Key Steps to identifying the opportunity.

  1. What type of situation caused the stock to drop in the 1st place?

It’s important to figure out what the root of the problem is. Was it a hack? Was it a scandal? Is it proven? These are all questions that will affect the downward movement of a stock. Usually hacks and scandals come with legal repercussions that can haunt a stock for awhile and result in a huge payout which will affect operating activities.

      2. Why are people selling?

The second indicator I like to look at - is why are people selling? Is selling driven by fear or by the fact that the company is in serious danger? If the latter is true - I would do more research before investing. If the former is true try checking to see if the stock is oversold. When a stock is oversold - it means that many people are selling far below the true value just to cut losses or get out of the game. Many of times this does create a good buying position - but with oversold stocks you never know when the stock will bottom out.

     3.  What does the stock’s history look like and do they pay dividends?

Finally, it's important to look at the stock’s history. How far did the stock drop? Remember as investors you have to be compensated for the risk you take on when purchasing stocks - what investors call the risk premium.  For example, if the stock’s 52 week high is 50$ and a news event makes it drop to 48$ - your potential gain if it returns back up is about 4%. Furthermore, exude caution with companies that pay dividends. If these companies run into troubles - they usually slash their dividends which a big red flag as some investors will hold the stock even during turmoil just for the dividend.

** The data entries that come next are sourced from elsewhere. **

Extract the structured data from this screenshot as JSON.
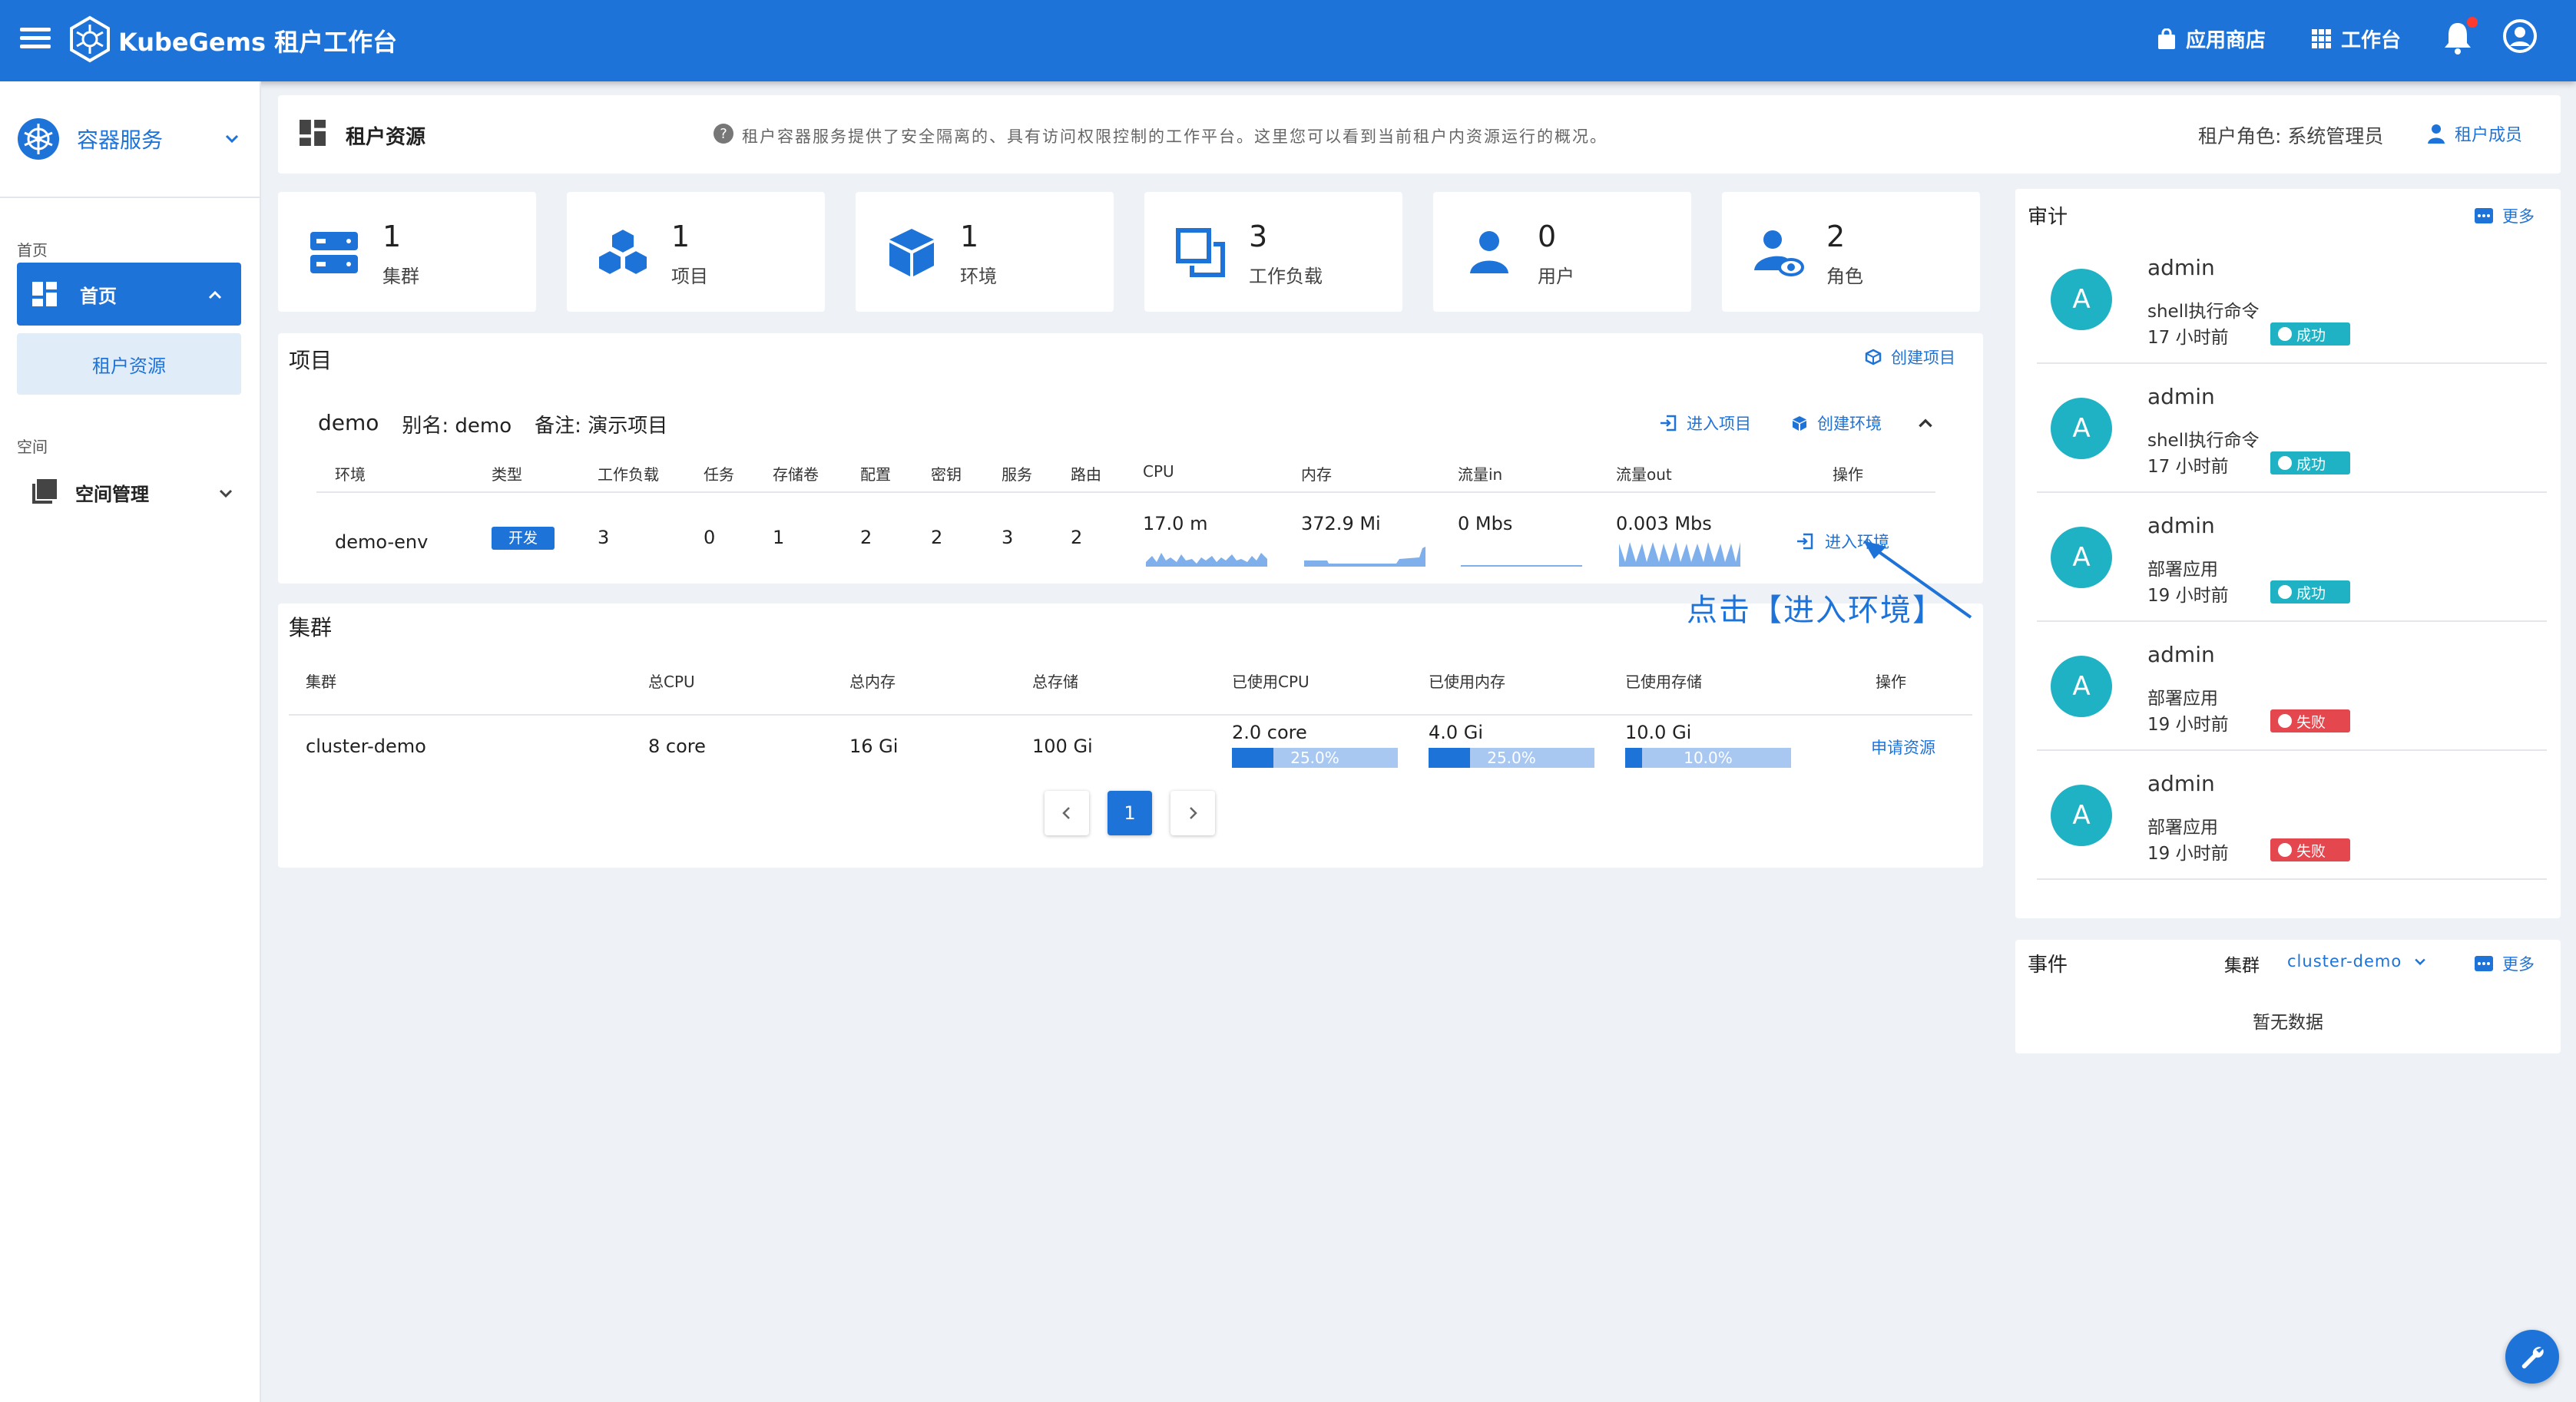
{
  "topbar": {
    "brand": "KubeGems 租户工作台",
    "app_store": "应用商店",
    "workbench": "工作台"
  },
  "sidebar": {
    "service": "容器服务",
    "section_home": "首页",
    "home": "首页",
    "tenant_resources": "租户资源",
    "section_space": "空间",
    "space_mgmt": "空间管理"
  },
  "header": {
    "title": "租户资源",
    "description": "租户容器服务提供了安全隔离的、具有访问权限控制的工作平台。这里您可以看到当前租户内资源运行的概况。",
    "role": "租户角色: 系统管理员",
    "members": "租户成员"
  },
  "stats": [
    {
      "num": "1",
      "label": "集群"
    },
    {
      "num": "1",
      "label": "项目"
    },
    {
      "num": "1",
      "label": "环境"
    },
    {
      "num": "3",
      "label": "工作负载"
    },
    {
      "num": "0",
      "label": "用户"
    },
    {
      "num": "2",
      "label": "角色"
    }
  ],
  "projects": {
    "title": "项目",
    "create": "创建项目",
    "name": "demo",
    "alias": "别名: demo",
    "note": "备注: 演示项目",
    "enter_project": "进入项目",
    "create_env": "创建环境",
    "columns": [
      "环境",
      "类型",
      "工作负载",
      "任务",
      "存储卷",
      "配置",
      "密钥",
      "服务",
      "路由",
      "CPU",
      "内存",
      "流量in",
      "流量out",
      "操作"
    ],
    "row": {
      "env": "demo-env",
      "type": "开发",
      "workloads": "3",
      "jobs": "0",
      "volumes": "1",
      "configs": "2",
      "secrets": "2",
      "services": "3",
      "routes": "2",
      "cpu": "17.0 m",
      "memory": "372.9 Mi",
      "in": "0 Mbs",
      "out": "0.003 Mbs",
      "action": "进入环境"
    }
  },
  "callout": "点击【进入环境】",
  "clusters": {
    "title": "集群",
    "columns": [
      "集群",
      "总CPU",
      "总内存",
      "总存储",
      "已使用CPU",
      "已使用内存",
      "已使用存储",
      "操作"
    ],
    "row": {
      "name": "cluster-demo",
      "cpu": "8 core",
      "memory": "16 Gi",
      "storage": "100 Gi",
      "used_cpu": "2.0 core",
      "used_cpu_pct": "25.0%",
      "used_mem": "4.0 Gi",
      "used_mem_pct": "25.0%",
      "used_storage": "10.0 Gi",
      "used_storage_pct": "10.0%",
      "action": "申请资源"
    },
    "usage_fractions": [
      0.25,
      0.25,
      0.1
    ],
    "page": "1"
  },
  "audit": {
    "title": "审计",
    "more": "更多",
    "items": [
      {
        "avatar": "A",
        "user": "admin",
        "action": "shell执行命令",
        "time": "17 小时前",
        "status": "成功"
      },
      {
        "avatar": "A",
        "user": "admin",
        "action": "shell执行命令",
        "time": "17 小时前",
        "status": "成功"
      },
      {
        "avatar": "A",
        "user": "admin",
        "action": "部署应用",
        "time": "19 小时前",
        "status": "成功"
      },
      {
        "avatar": "A",
        "user": "admin",
        "action": "部署应用",
        "time": "19 小时前",
        "status": "失败"
      },
      {
        "avatar": "A",
        "user": "admin",
        "action": "部署应用",
        "time": "19 小时前",
        "status": "失败"
      }
    ]
  },
  "events": {
    "title": "事件",
    "cluster_label": "集群",
    "cluster_value": "cluster-demo",
    "more": "更多",
    "empty": "暂无数据"
  },
  "colors": {
    "primary": "#1e73d9",
    "success": "#1fb2c5",
    "danger": "#e5474f"
  }
}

When the dividend is cut - investors lose their incentive to hold the stock which creates more downward pressure through increased selling.

Pro-Tip: Just because a stock went down - does not mean that it will come back up. Sometimes what happens is a “dead-cat bounce” in which the stock temporarily makes a recovery only to drop even further as speculators try to cover positions. In other situations you may end up catching a falling knife. Just remember whenever you are buying stocks after major press events - be prepared to wait before the stock recovers. Your position may be in the red for some time as the company regains its footing.

Disclaimer: All of the above information is my own personal opinion. Please do your research and consult with a licensed representative before making any investment decision. Examples are for learning purposes only and are not to be used as investment advice.